Sinking dollarWhen you start planning to leave your firm for greener pastures, lots of ethics issues can crop up (bad pun). One of the most acute issues is if you get an offer to join a firm that is on the opposite side of a matter you are already handling. That was the situation in a recent bankruptcy case, In re US Bentonite, Inc., and it led the court to order the firm representing a Chapter 11 debtor-in-possession to disgorge several months’ worth of fees. The firm avoided disqualification, however, in part because the lawyer’s new firm had screened him.

Bankruptcy rules of play

As first reported in the excellent DQed blog, a firm represented the debtor-in-possession through a firm associate. Two secured creditors had claims to virtually all the debtor’s assets. The firm representing one of the creditors offered the associate a job, which the associate accepted on March 11, 2015. But the associate failed to disclose the accepted offer to his supervising attorney for six weeks. And even after tardily informing his firm, the associate kept signing and filing pleadings on behalf of the debtor until almost three months after accepting the job offer.

During this time, the debtor and creditors arrived at a settlement “divvying up the debtor’s previously liquidated assets among the secured creditors and stipulating to dismiss the bankruptcy case. On June 5, the associate moved to withdraw (without disclosing the conflict).” It was not until June 15 that the supervising attorney disclosed to the court in a supplement to the firm’s Application for Employment of Attorneys that the associate had accepted a job with the firm representing the creditor. The U.S. Trustee moved to disqualify the firm representing the debtor and to deny all compensation to it.

The Bankruptcy Code and Rules require that lawyers representing debtors and their estates be “disinterested,” and impose a continuing duty to disclose all connections with debtors, creditors, other parties in interest and “their respective attorneys and accountants.”

Although the court’s opinion is lengthy, it was a no-brainer for it to conclude that “accepting a position at a law firm representing one of the largest creditors in a case where one represents the debtor must be disclosed, [and] . . . the connections between the firms and the parties at a minimum created the appearance of impropriety.”

DQ avoided, but disgorgement ordered

The result: although avoiding disqualification and disgorgement of all fees, the firm representing the debtor had to disgorge fees from the date the associate accepted the job offer — even though the firm hadn’t known about the situation for the first month.

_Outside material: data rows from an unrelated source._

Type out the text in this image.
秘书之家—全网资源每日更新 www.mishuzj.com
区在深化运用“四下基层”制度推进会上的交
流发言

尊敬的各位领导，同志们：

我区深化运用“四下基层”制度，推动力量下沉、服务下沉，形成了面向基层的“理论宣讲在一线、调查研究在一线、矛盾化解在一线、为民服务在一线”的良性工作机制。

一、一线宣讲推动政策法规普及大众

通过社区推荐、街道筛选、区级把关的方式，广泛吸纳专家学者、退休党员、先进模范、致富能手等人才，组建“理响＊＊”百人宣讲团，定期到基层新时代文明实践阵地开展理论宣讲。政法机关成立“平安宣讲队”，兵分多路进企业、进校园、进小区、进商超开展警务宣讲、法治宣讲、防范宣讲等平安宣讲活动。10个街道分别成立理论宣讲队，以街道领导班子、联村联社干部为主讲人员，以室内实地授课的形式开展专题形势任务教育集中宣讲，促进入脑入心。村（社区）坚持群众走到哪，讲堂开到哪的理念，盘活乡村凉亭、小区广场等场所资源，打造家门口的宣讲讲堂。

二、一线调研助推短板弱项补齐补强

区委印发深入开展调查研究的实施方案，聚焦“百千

The court said and/or implied that DQ was not warranted for several practical reasons:  (1) the lawyer creating the conflict had left the firm representing the debtor; (2) the case was nearly concluded, and the cost and delay involved in having the debtor retain new lawyers at that point would be “of no benefit,” particularly in a case where there was insufficient money to satisfy all claims; (3) the settlement agreement itself was not deemed to be tainted where the evidence established it was reached among four different parties, at arms’ length; and (4) the court obliquely acknowledged that the migrating lawyer had been screened from participation in the case after he arrived at his new firm.

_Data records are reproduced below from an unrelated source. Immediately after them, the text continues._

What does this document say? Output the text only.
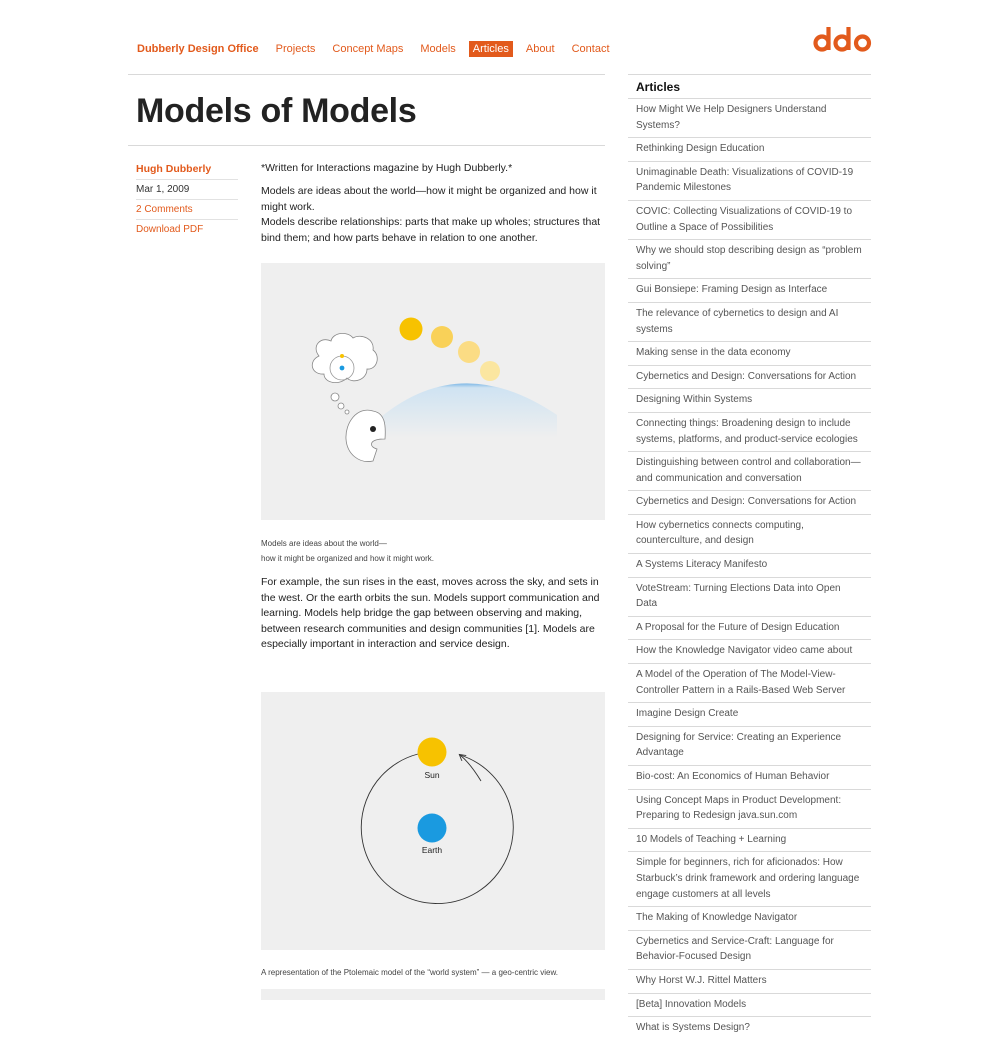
Dubberly Design Office Projects Concept Maps Models	Articles	About Contact
Models of Models
Hugh Dubberly
Mar 1, 2009
2 Comments
Download PDF
*Written for Interactions magazine by Hugh Dubberly.*
Models are ideas about the world—how it might be organized and how it might work.
Models describe relationships: parts that make up wholes; structures that bind them; and how parts behave in relation to one another.
Models are ideas about the world—
how it might be organized and how it might work.
For example, the sun rises in the east, moves across the sky, and sets in the west. Or the earth orbits the sun. Models support communication and learning. Models help bridge the gap between observing and making, between research communities and design communities [1]. Models are especially important in interaction and service design.
Sun
Earth
A representation of the Ptolemaic model of the “world system” — a geo-centric view.
Articles
How Might We Help Designers Understand Systems?
Rethinking Design Education
Unimaginable Death: Visualizations of COVID-19 Pandemic Milestones
COVIC: Collecting Visualizations of COVID-19 to Outline a Space of Possibilities
Why we should stop describing design as “problem solving”
Gui Bonsiepe: Framing Design as Interface
The relevance of cybernetics to design and AI systems
Making sense in the data economy
Cybernetics and Design: Conversations for Action
Designing Within Systems
Connecting things: Broadening design to include systems, platforms, and product-service ecologies
Distinguishing between control and collaboration—and communication and conversation
Cybernetics and Design: Conversations for Action
How cybernetics connects computing, counterculture, and design
A Systems Literacy Manifesto
VoteStream: Turning Elections Data into Open Data
A Proposal for the Future of Design Education
How the Knowledge Navigator video came about
A Model of the Operation of The Model-View-Controller Pattern in a Rails-Based Web Server
Imagine Design Create
Designing for Service: Creating an Experience Advantage
Bio-cost: An Economics of Human Behavior
Using Concept Maps in Product Development: Preparing to Redesign java.sun.com
10 Models of Teaching + Learning
Simple for beginners, rich for aficionados: How Starbuck’s drink framework and ordering language engage customers at all levels
The Making of Knowledge Navigator
Cybernetics and Service-Craft: Language for Behavior-Focused Design
Why Horst W.J. Rittel Matters
[Beta] Innovation Models
What is Systems Design?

Not just for bankruptcy lawyers….

The scenario that the court dealt with in In re US Bentonite, Inc. — negotiating for a job with counsel representing the opposing party — is not unique to the bankruptcy context.

In 1996, the ABA ethics committee considered it in Formal Op. 96-400, concluding that “a lawyer’s pursuit of employment with a firm or party that [the lawyer] is opposing in a matter may materially limit [the lawyer’s]is representation of [the] client, in violation of Model Rule 1.7(b). Therefore, the lawyer must consult with [the] client and obtain the client’s consent before that point in the discussions when such discussions are reasonably likely to materially interfere with the lawyer’s professional judgment.” The more involved the lawyer is in the client’s matter, the more likely it is that a material-limitation conflict will arise.

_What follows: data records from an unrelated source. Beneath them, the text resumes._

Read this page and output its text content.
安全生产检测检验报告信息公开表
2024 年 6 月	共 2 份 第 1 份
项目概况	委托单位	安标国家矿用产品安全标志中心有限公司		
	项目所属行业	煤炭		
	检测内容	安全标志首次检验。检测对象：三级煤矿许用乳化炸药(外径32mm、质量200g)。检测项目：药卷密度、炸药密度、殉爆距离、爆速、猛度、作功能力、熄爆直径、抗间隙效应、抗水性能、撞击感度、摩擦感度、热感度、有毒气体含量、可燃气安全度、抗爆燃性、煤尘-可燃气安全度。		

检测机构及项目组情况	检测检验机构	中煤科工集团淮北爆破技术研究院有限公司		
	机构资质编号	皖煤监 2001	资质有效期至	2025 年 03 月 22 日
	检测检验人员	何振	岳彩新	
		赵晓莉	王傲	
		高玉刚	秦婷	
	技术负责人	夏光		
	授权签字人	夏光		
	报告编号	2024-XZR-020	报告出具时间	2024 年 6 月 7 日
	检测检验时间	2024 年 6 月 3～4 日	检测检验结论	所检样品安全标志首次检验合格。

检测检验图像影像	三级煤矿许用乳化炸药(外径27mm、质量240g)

Comment [10] to Rule 1.7 echoes the committee’s advice: “When a lawyer has discussions concerning possible employment with an opponent of the lawyer’s client, or with a law firm representing the opponent, such discussions could materially limit the lawyer’s representation of the client.”  See also ABA Formal Op. 09-455 (Oct. 8, 2009), “Disclosure of Conflicts Information When Lawyers Move Between Law Firms.”

Role of ethical screens

In Bentonite, the debtor’s firm avoided disqualification based at least partly on the fact that the migrating associate’s new firm apparently screened him when he arrived. (The court’s order says that the new firm “shall continue to screen” the lawyer from the case.)

If your jurisdiction has adopted a version of Model Rule 1.10 and accepts screening as a way to avoid disqualification of a law firm in this situation, it can help ease lawyer migration quandaries under some circumstances. As comment [7] warns, however, “even where screening mechanisms have been adopted, tribunals may consider additional factors in ruling upon motions to disqualify a lawyer from pending litigation.”